Guinea pigs make small adorable pets but they also get some of the same diseases that dogs and cats do too. Ringworm is one of the more common diseases, but the good news is that it’s easily treatable. Many people worry about the term “ringworm”, believing that it’s a bad case of faecal worms that come from the anus and can infect humans and other pets.
It’s actually not worms, that is simply the name of it. It is actually a fungal infection. It’s important to be aware that guinea pigs, as well as any pet and humans too, can get ringworm, so you should prevent its spread, to potentially avoid other more serious skin infections.
What Are the Causes of Ringworm?
Ringworm is a type of fungus that’s caused by microorganisms. There isn’t just one type either. There are specific types that affect dogs, cats, and even guinea pigs. If you’re concerned about your guinea pig, the main type to be concerned about is Trichophyton mentagrophyte, but guinea pigs can get ringworm from other pets, humans, and even from soil too.

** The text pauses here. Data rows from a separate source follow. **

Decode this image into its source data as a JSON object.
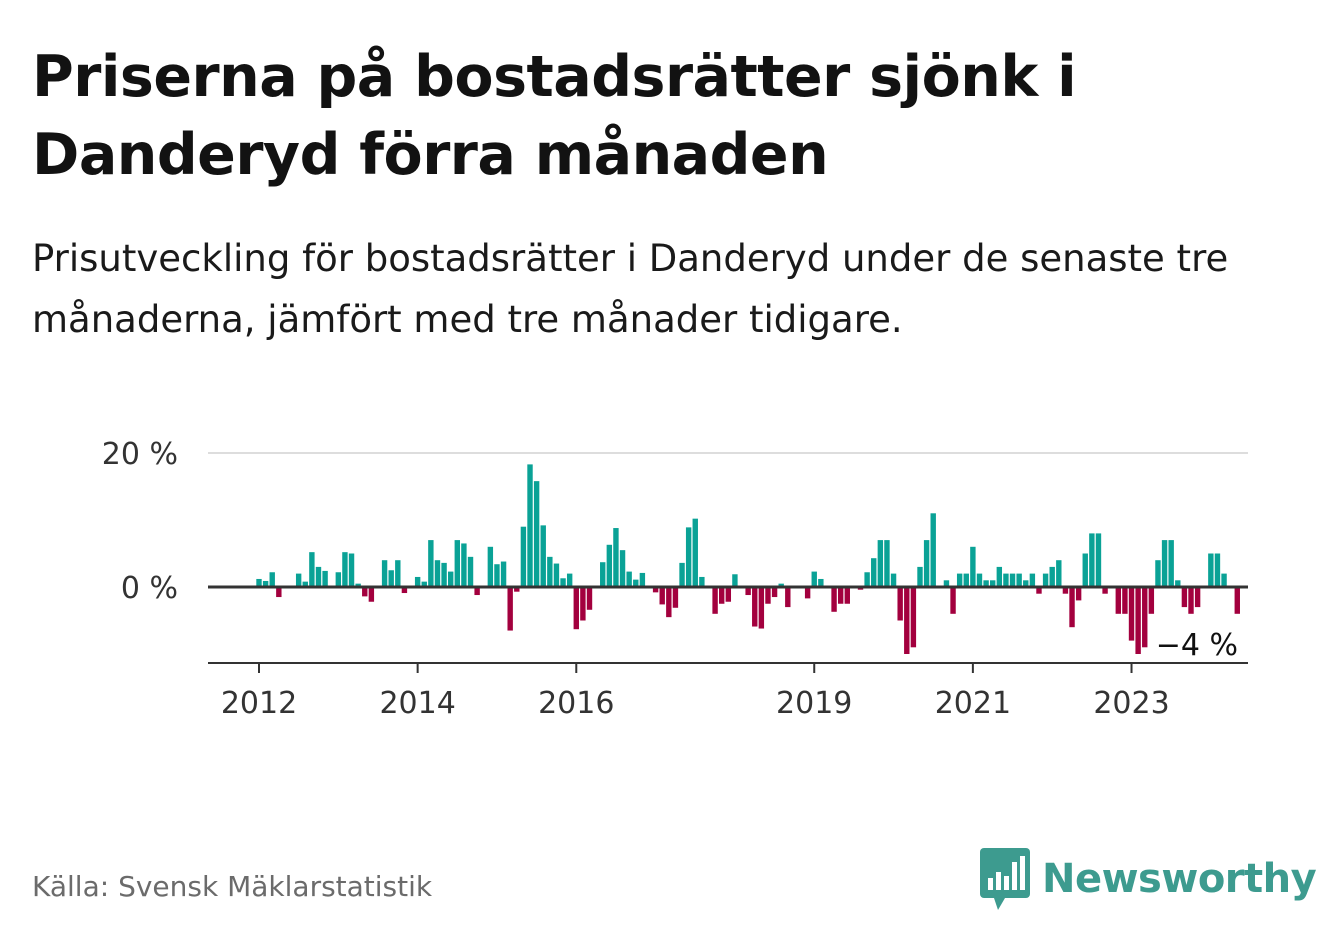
{
  "header": {
    "title": "Priserna på bostadsrätter sjönk i Danderyd förra månaden",
    "subtitle": "Prisutveckling för bostadsrätter i Danderyd under de senaste tre månaderna, jämfört med tre månader tidigare."
  },
  "footer": {
    "source": "Källa: Svensk Mäklarstatistik",
    "brand": "Newsworthy",
    "brand_icon": "newsworthy-logo-icon"
  },
  "colors": {
    "positive": "#0aa296",
    "negative": "#a3003e",
    "grid": "#dddddd",
    "axis": "#333333"
  },
  "chart_data": {
    "type": "bar",
    "title": "Priserna på bostadsrätter sjönk i Danderyd förra månaden",
    "xlabel": "",
    "ylabel": "",
    "unit": "%",
    "ylim": [
      -11,
      20
    ],
    "y_ticks": [
      {
        "value": 0,
        "label": "0 %"
      },
      {
        "value": 20,
        "label": "20 %"
      }
    ],
    "x_ticks": [
      {
        "index": 0,
        "label": "2012"
      },
      {
        "index": 24,
        "label": "2014"
      },
      {
        "index": 48,
        "label": "2016"
      },
      {
        "index": 84,
        "label": "2019"
      },
      {
        "index": 108,
        "label": "2021"
      },
      {
        "index": 132,
        "label": "2023"
      }
    ],
    "start": "2012-01",
    "end_label": "−4 %",
    "values": [
      1.2,
      0.9,
      2.2,
      -1.5,
      0,
      0,
      2,
      0.8,
      5.2,
      3,
      2.4,
      0,
      2.2,
      5.2,
      5,
      0.5,
      -1.4,
      -2.2,
      0,
      4,
      2.5,
      4,
      -0.9,
      0,
      1.5,
      0.8,
      7,
      4,
      3.6,
      2.3,
      7,
      6.5,
      4.5,
      -1.2,
      0,
      6,
      3.4,
      3.8,
      -6.5,
      -0.7,
      9,
      18.3,
      15.8,
      9.2,
      4.5,
      3.5,
      1.3,
      2,
      -6.3,
      -5,
      -3.4,
      0,
      3.7,
      6.3,
      8.8,
      5.5,
      2.3,
      1.1,
      2.1,
      0,
      -0.8,
      -2.6,
      -4.5,
      -3.1,
      3.6,
      8.9,
      10.2,
      1.5,
      0,
      -4,
      -2.5,
      -2.2,
      1.9,
      0,
      -1.2,
      -5.9,
      -6.2,
      -2.5,
      -1.5,
      0.5,
      -3,
      0,
      0,
      -1.7,
      2.3,
      1.2,
      0,
      -3.7,
      -2.5,
      -2.5,
      0,
      -0.4,
      2.2,
      4.3,
      7,
      7,
      2,
      -5,
      -10,
      -9,
      3,
      7,
      11,
      0,
      1,
      -4,
      2,
      2,
      6,
      2,
      1,
      1,
      3,
      2,
      2,
      2,
      1,
      2,
      -1,
      2,
      3,
      4,
      -1,
      -6,
      -2,
      5,
      8,
      8,
      -1,
      0,
      -4,
      -4,
      -8,
      -10,
      -9,
      -4,
      4,
      7,
      7,
      1,
      -3,
      -4,
      -3,
      0,
      5,
      5,
      2,
      0,
      -4
    ]
  }
}
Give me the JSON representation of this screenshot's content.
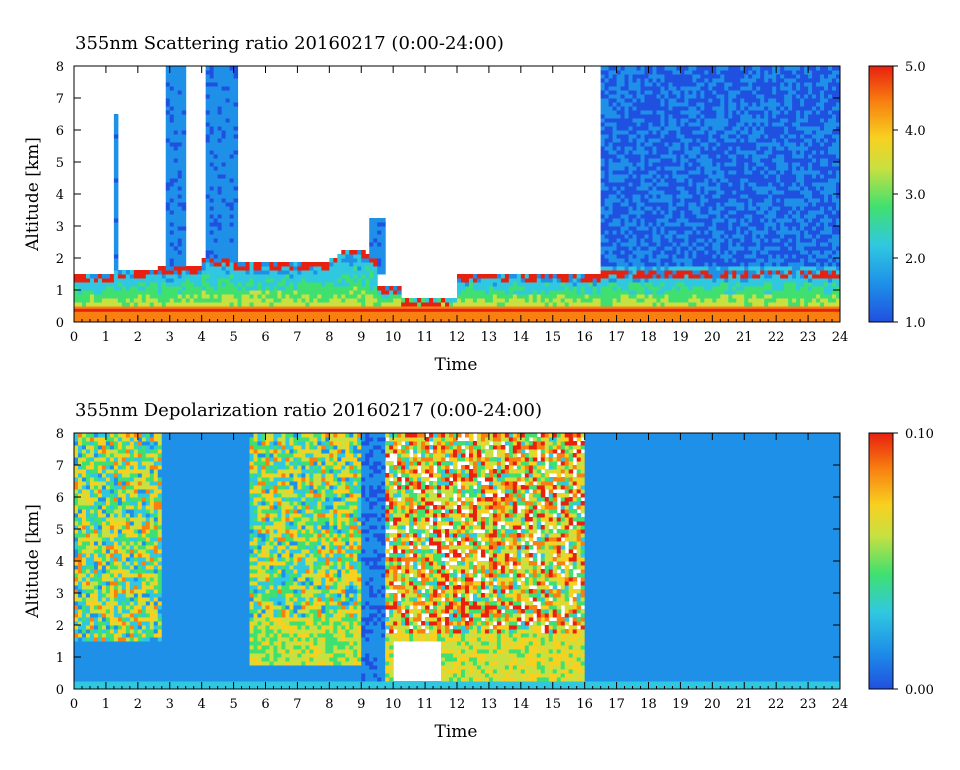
{
  "chart_data": [
    {
      "type": "heatmap",
      "title": "355nm Scattering ratio  20160217 (0:00-24:00)",
      "xlabel": "Time",
      "ylabel": "Altitude [km]",
      "xlim": [
        0,
        24
      ],
      "ylim": [
        0,
        8
      ],
      "x_ticks": [
        "0",
        "1",
        "2",
        "3",
        "4",
        "5",
        "6",
        "7",
        "8",
        "9",
        "10",
        "11",
        "12",
        "13",
        "14",
        "15",
        "16",
        "17",
        "18",
        "19",
        "20",
        "21",
        "22",
        "23",
        "24"
      ],
      "y_ticks": [
        "0",
        "1",
        "2",
        "3",
        "4",
        "5",
        "6",
        "7",
        "8"
      ],
      "colorbar": {
        "min": 1.0,
        "max": 5.0,
        "labels": [
          "1.0",
          "2.0",
          "3.0",
          "4.0",
          "5.0"
        ]
      },
      "colormap": [
        "#2050e0",
        "#1e90e8",
        "#30c8e0",
        "#40e070",
        "#c8e040",
        "#f8d020",
        "#f88010",
        "#e82010"
      ],
      "grid": false
    },
    {
      "type": "heatmap",
      "title": "355nm Depolarization ratio  20160217 (0:00-24:00)",
      "xlabel": "Time",
      "ylabel": "Altitude [km]",
      "xlim": [
        0,
        24
      ],
      "ylim": [
        0,
        8
      ],
      "x_ticks": [
        "0",
        "1",
        "2",
        "3",
        "4",
        "5",
        "6",
        "7",
        "8",
        "9",
        "10",
        "11",
        "12",
        "13",
        "14",
        "15",
        "16",
        "17",
        "18",
        "19",
        "20",
        "21",
        "22",
        "23",
        "24"
      ],
      "y_ticks": [
        "0",
        "1",
        "2",
        "3",
        "4",
        "5",
        "6",
        "7",
        "8"
      ],
      "colorbar": {
        "min": 0.0,
        "max": 0.1,
        "labels": [
          "0.00",
          "0.10"
        ]
      },
      "colormap": [
        "#2050e0",
        "#1e90e8",
        "#30c8e0",
        "#40e070",
        "#c8e040",
        "#f8d020",
        "#f88010",
        "#e82010"
      ],
      "grid": false
    }
  ]
}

Your guinea pig might have picked up ringworm from another guinea pig at the pet store, or animal rescue center, by simply touching each other. They can also get it from contaminated bedding, a cage, toys, or other objects.
Why Should I Be Worried About Ringworm?
The main reason you should be concerned is that guinea pigs can pass ringworm onto each other, and to other pets, and even to children or adults. While it consists of a skin infection that looks like a ring, over time, it can become quite itchy and inflamed.
Failure to treat it can cause scarring over time, or worse, a more serious skin infection that can get into the bloodstream. It’s better to be aware of this infection and treat it immediately. (And also more cost-effective than trying to treat a staph infection later!)
How Would I Know If My Guinea Pig Has Ringworm?
Guinea pigs have fur, so it can be a bit more difficult in determining if they have a skin infection or not. You can see if they might have a ringworm infection by examining their fur. They will have bald patches on their skin.
Start by checking their head, because that’s the first location where the infection often starts. Other locations to check for baldness are the nose, eyes, and ears. If this infection is not treated, there may be bald patches on the rest of the body.
A second indication is that your guinea pig will be scratching excessively on the infected spots. Some scratching is normal, but if you see a bald patch that they are constantly scratching, then it’s time to head to the vet clinic.
Do you let your guinea pig run around outside? They can pick up ringworm from the soil outside too. This isn’t caused by the soil, but that other infected animals may have run through the soil before they did.
What Should I Do If I Believe My Guinea Pig Has Ringworm?
If you believe your guinea pig has ringworm, then you should handle them with care. Be sure to wash your hands and arms fully. Next time round, wear gloves. If they’ve touched your clothing, remove and wash. Book an appointment at the nearest veterinary clinic so you can have the vet confirm it is ringworm.
Your vet will physically check your guinea pig for ringworm. Once that is done, your pet will be placed on a treatment plan. If you have other pets in the home, your vet may recommend that they are all treated for ringworm too. You should carefully check your younger children or babies also.
What Kinds of Treatment Can I Get for Ringworm?
The veterinarian will prescribe anti-fungal medication to help get rid of the fungus. This medication may need to be taken for up to six weeks. If your pet has bald patches of skin that are crusty and flaky, a topical ointment may be prescribed.
You’ll need to spread this onto your guinea pig’s skin while wearing gloves or using a q-tip. An oral antibiotic, such as itraconazole/terbinafine, may be prescribed. Dietary supplements may also be provided, or a special shampoo, to help your guinea pig’s immune system to heal from its dry flaky skin.
For the time that you’re treating your guinea pig for ringworm, you’ll need to wear plastic disposable gloves, then wash your hands off. You’ll have to isolate your pet away from other pets and humans until treatment is complete, and it’s been confirmed by the vet that the ringworm infection is gone.
Should I Really Worry About Ringworm?
While it may seem horrible that your pet has it, you need to understand that this is part of life. There are many different microorganisms out there. Some we need to survive, some are semi-harmful, such as ringworm, and some are deadly.
Ringworm isn’t. It’s simply something that you should be aware of. You could even get it from outside the home from an unknown source. Just like getting the cold or flu, you don’t worry about it, but you’ll follow-up if a family member does become infected.
Prevention is far better than treating ringworm once your guinea pig has it. Do a weekly examination of your guinea pig. They’ll grow to love being gently stroked and petted as you examine them. If you have no other pets, and had your guinea pig for a year or so, then you’ll most likely not have to worry about ringworm infections again.
So generally, don’t worry, but do your weekly skincare and fur examinations, just in case!
Your guinea pig is relying on you to be looked after and cared for, just like a human child is too. If you see bald patches on their skin, or they’re excessively scratching, it’s time to book an appointment at the vet clinic. The more time you spend with them, the happier and healthier you will both be!